Filter questions are AI prompts designed by the product builder to convert qualitative inputs into quantitative outputs, providing definitive responses. By asking a closed-ended question with a definitive outcome, documents can be examined and grouped together.
Jylo has been designed with system prompts built into the platform so that minimal prompt engineering is required to get the model to return results in a consistent format. Instead, product builders should focus their efforts on refining their questions so that they are as clear and concise as possible and allow the platform to do the rest.
When designing a filter question, product engineers should familiarise themselves with the necessary output requirements of the answer, and word their prompts in such a way that the model will answer without ambiguity
Filter type | Definition | Output requirements |
Yes/No | Questions with a binary yes/no answer | Closed question with no other output possibilities beyond a ‘yes’ or a ‘no’. If the model cannot determine a yes/no answer, will respond ‘N/A’ |
List of Values | Questions with a categorical answer, employed when the response categories the model should reply with are known |
Closed questions with a categorical response.
If known in advance, categories should be included in the prompt itself so that the model will select only those possible answers given to it by the product builder
If not known, Jylo will run a post-processing prompt on all of the responses returned by the dataset in order to group responses together into as few variations as possible, in order to reduce the number of response filters and assist with drilling down into response. Original responses will also be shown |
Range of Values | Questions with a numeric answer, displayed as a range of values in a slider. |
Closed questions returning a value in number format only.
Product builders should ensure that their prompt does not include formatting requests such as “answer in USD” as non-alphanumeric outputs cannot be represented as a value in the slider |
Example Yes / No Filter
Label
|
Red Flag Content
|
Description | (TBC) |
Question |
Does this email contain any content or language that is inflammatory, inappropriate, unprofessional, bullying or harassing in nature?
|
Dataset |
60 x simulated email documents in example email dataset with certain ‘red flag’ emails
|
Output
12 | Yes |
48 | No |
Notes
The prompt has been constructed in a way that there is a binary outcome; either the email content contains a red flag, or it does not. Behind the prompt, the model (ChatGPT 4.0-Turbo) is applying its reasoning ability to read each email and determine whether it meets the standard or does not.
Screenshot
Example List of values filter
Label
|
Message Category
|
Description | (TBC) |
Question |
I am reviewing emails for compliance purposes.
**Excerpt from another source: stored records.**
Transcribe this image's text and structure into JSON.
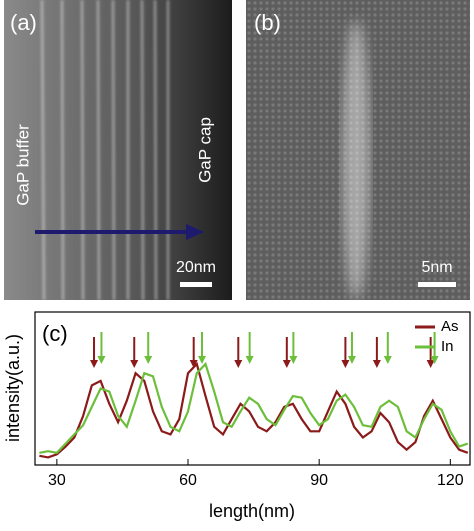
{
  "panels": {
    "a": {
      "label": "(a)",
      "left_text": "GaP buffer",
      "right_text": "GaP cap",
      "scale_bar": "20nm"
    },
    "b": {
      "label": "(b)",
      "scale_bar": "5nm"
    }
  },
  "chart_data": {
    "type": "line",
    "label": "(c)",
    "xlabel": "length(nm)",
    "ylabel": "intensity(a.u.)",
    "xlim": [
      25,
      124.5
    ],
    "xticks": [
      30,
      60,
      90,
      120
    ],
    "ylim": [
      0,
      1
    ],
    "legend": "upper right",
    "x": [
      26,
      28,
      30,
      32,
      34,
      36,
      38,
      40,
      42,
      44,
      46,
      48,
      50,
      52,
      54,
      56,
      58,
      60,
      62,
      64,
      66,
      68,
      70,
      72,
      74,
      76,
      78,
      80,
      82,
      84,
      86,
      88,
      90,
      92,
      94,
      96,
      98,
      100,
      102,
      104,
      106,
      108,
      110,
      112,
      114,
      116,
      118,
      120,
      122,
      124
    ],
    "series": [
      {
        "name": "As",
        "color": "#8b1a1a",
        "arrows_x": [
          38.5,
          47.7,
          61.3,
          71.5,
          82.6,
          96,
          103.2,
          115.5
        ],
        "values": [
          0.06,
          0.05,
          0.07,
          0.12,
          0.18,
          0.32,
          0.52,
          0.55,
          0.4,
          0.28,
          0.42,
          0.6,
          0.55,
          0.35,
          0.22,
          0.2,
          0.3,
          0.6,
          0.66,
          0.45,
          0.25,
          0.2,
          0.3,
          0.4,
          0.35,
          0.25,
          0.22,
          0.28,
          0.38,
          0.4,
          0.3,
          0.22,
          0.22,
          0.35,
          0.48,
          0.4,
          0.25,
          0.18,
          0.22,
          0.34,
          0.28,
          0.15,
          0.1,
          0.15,
          0.32,
          0.42,
          0.3,
          0.18,
          0.1,
          0.08
        ]
      },
      {
        "name": "In",
        "color": "#6cbf3a",
        "arrows_x": [
          40.2,
          50.9,
          63.2,
          74.1,
          84.1,
          97.5,
          105.7,
          116.4
        ],
        "values": [
          0.08,
          0.09,
          0.08,
          0.14,
          0.2,
          0.26,
          0.38,
          0.5,
          0.48,
          0.32,
          0.25,
          0.42,
          0.6,
          0.58,
          0.38,
          0.25,
          0.22,
          0.35,
          0.6,
          0.66,
          0.48,
          0.28,
          0.25,
          0.35,
          0.44,
          0.4,
          0.3,
          0.26,
          0.36,
          0.45,
          0.44,
          0.34,
          0.26,
          0.3,
          0.42,
          0.46,
          0.38,
          0.26,
          0.25,
          0.38,
          0.42,
          0.38,
          0.22,
          0.18,
          0.3,
          0.4,
          0.36,
          0.22,
          0.12,
          0.14
        ]
      }
    ]
  }
}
Categorise this message based on the following definitions.
Response categories: - External Communications - Financial - Internal Communications - IT and Security - Legal and Compliance - Miscellaneous - Operations and Logistics - Personal Correspondence - Social and Cultural
|
Dataset |
60 x simulated email documents in example email dataset with certain ‘red flag’ emails
|
Output
16 | External Communications |
0 | Financial |
31 | Internal Communications |
0 | IT and Security |
1 | Legal and Compliance |
0 | Miscellaneous |
1 | Operations and Logistics |
10 | Personal Correspondence |
1 | Social and Cultural |
Notes
The use case involves e-Discovery, i.e. sifting through a dataset to find specific categories of information. The simulated dataset represents multiple emails among individuals who are the subject of an investigation. Because the dataset concerns email correspondence, the information categories can be predicted, and a list of response categories can be added in to the prompt itself.
Screenshot
Example Range of values filter
Label
|
Ethical Breach
|
Description | (TBC) |
Question |
Evaluate the content of this document and rate it on a scale of 1-10 for potential ethical breaches. Use the following scale for your rating:
1 – No evidence of unethical behaviour; completely innocuous.
5 - Moderate evidence of unethical practices but not conclusive or minor infractions.
10 - Clear and serious breach of ethical standards in product development.
Rate the document based on the severity of any ethical issues identified, considering factors like the evidence of intent, the extent of the violations, and the potential impact on public health
|
Dataset |
60 x simulated email documents in example email dataset with certain ‘red flag’ emails
|
Output
1 | 56 x emails |
2 | 3 x emails |
9 | 1 x email |
Notes
In this example, no definition of what constitutes an ethical breach has been provided; the selected model (ChatGPT 4.0-Turbo) has utilised its own understanding of the underlying concept and made a determination of the content provided before assigning a value for the breach.
The simulated data has been designed in such a way that the specific text related to ethical breach is nuanced and subtle; because of the model’s ability to read and understand natural language, this was flagged as a 2 / 10.
The same capacity for generating content based on prompt input has been utilised to understand content and generate a response accordingly.